The truth came to this, he asserted: he could forgive, in the woman he'd felt such regard for, any infidelity; he did not count himself deserving of her love (or Eblis Eierkopf either, but that was her affair); the most he'd ever dreamed of winning was her respect and perhaps a daughterly affection, nothing more, in return for which he'd gladly have married her though she were pregnant by a different lover every year. But disregard for official morality and even for his feelings was one thing; disregard for Truth another. Let her confess frankly that the child was not his: he would wed her and give it gratefully, prayerfully, his name; but he could not allow a lie to be his marriage-portion, whose life's enterprise had been the research after truth. In short, neither the Chancellor's threats nor Miss Hector's tears could induce him to wed his heart's desire unless she openly admitted that Eierkopf had deflowered and impregnated her, and this admission she would not make.
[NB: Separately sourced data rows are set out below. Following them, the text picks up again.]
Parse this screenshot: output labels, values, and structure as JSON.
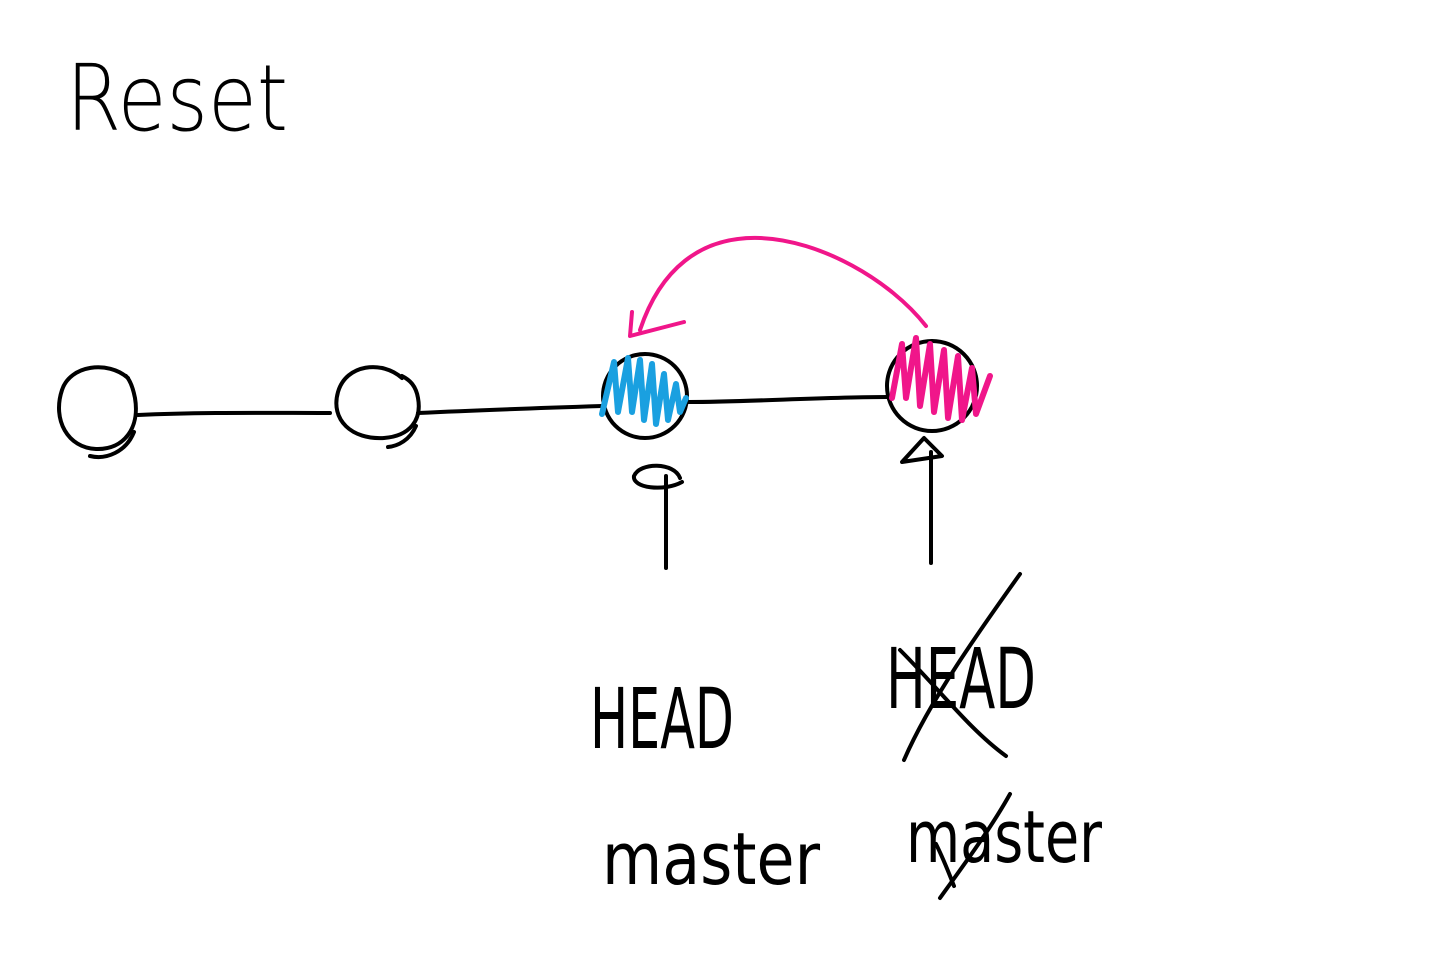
{
  "title": "Reset",
  "commits": [
    {
      "id": "c1",
      "state": "plain"
    },
    {
      "id": "c2",
      "state": "plain"
    },
    {
      "id": "c3",
      "state": "target",
      "fill_color": "#1aa0e0"
    },
    {
      "id": "c4",
      "state": "previous",
      "fill_color": "#f0168a"
    }
  ],
  "arrow": {
    "from": "c4",
    "to": "c3",
    "color": "#f0168a"
  },
  "refs": {
    "current": {
      "commit": "c3",
      "head": "HEAD",
      "branch": "master"
    },
    "previous": {
      "commit": "c4",
      "head": "HEAD",
      "branch": "master",
      "crossed_out": true
    }
  },
  "colors": {
    "ink": "#000000",
    "blue": "#1aa0e0",
    "pink": "#f0168a",
    "background": "#ffffff"
  }
}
"So that was that," Max concluded. "Her poppa hollered how he'd like to whip me with his two hands, and if it wasn't for his daughter's reputation he'd have me to court. Miss Virginia hit my face once and ran away, which I haven't seen her since, and just the next week was when I was sacked, like you know already. Why should it matter then, I should argue my case? So I came here to the goat-barn, and half a year later G. Herrold brings me this cripple-child out of the tape-lift, he's been sacked his own self for fetching you out…" He rubbed his left cheek, as if Miss Hector's smite still tingled there. "What am I supposed to think, Georgie? What am I supposed to do, but kiss your poor legs and your goy blond hair, that no Moishian like me was ever the poppa of?"